What Irwin never seemed to understand was that animals need space. The one lesson any conservationist must labour to drive home is that habitat loss is the principal cause of species loss. There was no habitat, no matter how fragile or finely balanced, that Irwin hesitated to barge into, trumpeting his wonder and amazement to the skies. There was not an animal he was not prepared to manhandle. Every creature he brandished at the camera was in distress. Every snake badgered by Irwin was at a huge disadvantage, with only a single possible reaction to its terrifying situation, which was to strike. Easy enough to avoid, if you know what's coming. Even my cat knew that much. Those of us who live with snakes, as I do with no fewer than 12 front-fanged venomous snake species in my bit of Queensland rainforest, know that they will get out of our way if we leave them a choice. Some snakes are described as aggressive, but, if you're a snake, unprovoked aggression doesn't make sense. Snakes on a plane only want to get off. But Irwin was an entertainer, a 21st-century version of a lion-tamer, with crocodiles instead of lions.
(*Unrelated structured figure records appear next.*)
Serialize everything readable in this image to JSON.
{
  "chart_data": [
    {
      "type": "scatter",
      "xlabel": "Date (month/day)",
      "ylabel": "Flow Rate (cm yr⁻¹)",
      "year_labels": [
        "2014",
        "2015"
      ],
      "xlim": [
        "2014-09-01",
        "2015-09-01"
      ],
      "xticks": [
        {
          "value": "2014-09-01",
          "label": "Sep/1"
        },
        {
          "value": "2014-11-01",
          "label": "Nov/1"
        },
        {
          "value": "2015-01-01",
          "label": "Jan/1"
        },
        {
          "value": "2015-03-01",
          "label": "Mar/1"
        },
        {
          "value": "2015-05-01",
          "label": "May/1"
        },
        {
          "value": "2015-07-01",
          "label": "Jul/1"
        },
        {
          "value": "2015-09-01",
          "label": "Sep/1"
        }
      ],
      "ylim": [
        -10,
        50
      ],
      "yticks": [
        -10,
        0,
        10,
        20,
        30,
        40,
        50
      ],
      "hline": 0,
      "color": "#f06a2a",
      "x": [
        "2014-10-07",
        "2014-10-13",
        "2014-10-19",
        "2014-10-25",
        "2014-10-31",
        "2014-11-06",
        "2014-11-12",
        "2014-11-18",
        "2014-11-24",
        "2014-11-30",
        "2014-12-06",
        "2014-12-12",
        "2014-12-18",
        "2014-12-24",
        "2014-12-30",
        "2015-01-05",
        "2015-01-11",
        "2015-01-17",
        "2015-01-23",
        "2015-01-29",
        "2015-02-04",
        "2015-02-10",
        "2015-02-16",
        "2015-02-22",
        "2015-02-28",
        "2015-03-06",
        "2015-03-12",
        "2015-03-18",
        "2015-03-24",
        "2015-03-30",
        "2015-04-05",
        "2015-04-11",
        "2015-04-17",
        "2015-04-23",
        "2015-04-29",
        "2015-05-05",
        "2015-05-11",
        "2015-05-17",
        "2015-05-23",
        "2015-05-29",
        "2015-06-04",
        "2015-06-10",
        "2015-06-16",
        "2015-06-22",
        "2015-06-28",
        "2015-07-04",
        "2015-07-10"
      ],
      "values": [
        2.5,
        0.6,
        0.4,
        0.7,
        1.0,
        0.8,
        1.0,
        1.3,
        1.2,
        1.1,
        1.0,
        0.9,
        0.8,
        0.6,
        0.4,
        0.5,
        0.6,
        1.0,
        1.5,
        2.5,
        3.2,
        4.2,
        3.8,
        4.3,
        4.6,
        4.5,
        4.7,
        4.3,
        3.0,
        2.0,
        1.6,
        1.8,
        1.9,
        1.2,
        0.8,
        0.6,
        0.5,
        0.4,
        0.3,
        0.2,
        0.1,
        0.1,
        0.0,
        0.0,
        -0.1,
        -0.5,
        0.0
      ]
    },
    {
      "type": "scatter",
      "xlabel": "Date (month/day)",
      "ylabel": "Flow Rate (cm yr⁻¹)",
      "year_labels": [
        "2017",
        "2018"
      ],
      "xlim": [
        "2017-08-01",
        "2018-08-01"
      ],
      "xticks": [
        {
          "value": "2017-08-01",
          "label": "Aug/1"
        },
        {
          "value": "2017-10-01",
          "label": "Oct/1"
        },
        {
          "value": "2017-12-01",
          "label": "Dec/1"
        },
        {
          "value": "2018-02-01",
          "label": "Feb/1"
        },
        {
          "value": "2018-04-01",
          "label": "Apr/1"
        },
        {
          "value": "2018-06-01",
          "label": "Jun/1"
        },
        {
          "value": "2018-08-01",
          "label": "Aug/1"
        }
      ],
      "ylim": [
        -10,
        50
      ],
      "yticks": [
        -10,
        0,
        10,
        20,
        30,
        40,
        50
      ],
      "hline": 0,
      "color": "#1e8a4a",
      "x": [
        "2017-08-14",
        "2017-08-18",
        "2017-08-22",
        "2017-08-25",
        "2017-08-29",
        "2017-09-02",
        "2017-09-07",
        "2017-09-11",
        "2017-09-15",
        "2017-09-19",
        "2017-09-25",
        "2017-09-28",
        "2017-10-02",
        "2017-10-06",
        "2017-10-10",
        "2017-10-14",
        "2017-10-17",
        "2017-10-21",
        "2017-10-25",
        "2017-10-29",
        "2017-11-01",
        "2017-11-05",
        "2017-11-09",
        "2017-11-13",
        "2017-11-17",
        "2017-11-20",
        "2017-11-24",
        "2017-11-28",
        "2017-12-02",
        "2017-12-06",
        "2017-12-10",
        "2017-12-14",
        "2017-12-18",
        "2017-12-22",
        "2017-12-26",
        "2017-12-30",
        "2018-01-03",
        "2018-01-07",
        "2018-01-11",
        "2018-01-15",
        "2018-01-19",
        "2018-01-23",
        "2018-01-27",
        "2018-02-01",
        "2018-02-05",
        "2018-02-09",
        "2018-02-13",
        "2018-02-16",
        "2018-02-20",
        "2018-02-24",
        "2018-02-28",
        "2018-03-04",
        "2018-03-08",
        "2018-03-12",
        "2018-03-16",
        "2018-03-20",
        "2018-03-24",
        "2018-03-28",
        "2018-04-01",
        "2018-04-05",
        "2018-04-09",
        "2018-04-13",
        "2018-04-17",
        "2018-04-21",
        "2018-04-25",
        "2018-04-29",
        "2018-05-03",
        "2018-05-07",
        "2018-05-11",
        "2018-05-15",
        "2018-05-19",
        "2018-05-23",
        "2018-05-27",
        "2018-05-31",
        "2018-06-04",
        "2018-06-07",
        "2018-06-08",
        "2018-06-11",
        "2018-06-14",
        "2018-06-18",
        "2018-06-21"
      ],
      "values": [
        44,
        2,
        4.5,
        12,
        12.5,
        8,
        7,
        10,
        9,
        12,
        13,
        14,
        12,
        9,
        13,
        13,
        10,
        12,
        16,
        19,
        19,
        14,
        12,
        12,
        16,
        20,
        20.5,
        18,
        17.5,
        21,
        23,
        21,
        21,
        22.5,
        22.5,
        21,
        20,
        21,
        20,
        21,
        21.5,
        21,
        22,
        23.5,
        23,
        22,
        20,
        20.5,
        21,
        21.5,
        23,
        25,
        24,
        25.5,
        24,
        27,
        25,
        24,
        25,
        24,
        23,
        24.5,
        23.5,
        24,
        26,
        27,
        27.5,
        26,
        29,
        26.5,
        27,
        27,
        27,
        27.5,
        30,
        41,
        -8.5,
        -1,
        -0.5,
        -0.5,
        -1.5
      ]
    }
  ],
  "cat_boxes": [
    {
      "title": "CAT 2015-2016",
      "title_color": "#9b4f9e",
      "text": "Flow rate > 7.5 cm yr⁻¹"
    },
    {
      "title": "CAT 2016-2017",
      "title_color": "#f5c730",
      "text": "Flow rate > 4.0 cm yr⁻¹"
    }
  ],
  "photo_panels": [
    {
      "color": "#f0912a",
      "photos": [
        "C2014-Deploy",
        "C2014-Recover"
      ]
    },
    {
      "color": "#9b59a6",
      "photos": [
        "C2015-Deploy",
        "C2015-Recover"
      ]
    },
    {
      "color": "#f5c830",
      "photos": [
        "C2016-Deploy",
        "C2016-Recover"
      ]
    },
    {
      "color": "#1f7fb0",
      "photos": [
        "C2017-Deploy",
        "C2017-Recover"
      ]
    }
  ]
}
In 2004, Irwin was accused of illegally encroaching on the space of penguins, seals and humpback whales in Antarctica, where he was filming a documentary called Ice Breaker. An investigation by the Australian Environmental Department resulted in no action being taken, which is not surprising seeing that John Howard, the prime minister, made sure that Irwin was one of the guests invited to a "gala barbecue" for George Bush a few months before. Howard is now Irwin's chief mourner, which is only fair, seeing that Irwin announced that Howard is the greatest leader the world has ever seen.
The animal world has finally taken its revenge on Irwin, but probably not before a whole generation of kids in shorts seven sizes too small has learned to shout in the ears of animals with hearing 10 times more acute than theirs, determined to become millionaire animal-loving zoo-owners in their turn.
It’s no surprise that he came to grief,” Greer told Nine Network television.
“We now have enough respect for lions to be embarrassed if we see someone trying to crack whips at them and wave chairs at them. Jumping all over crocodiles is the same kind of thing.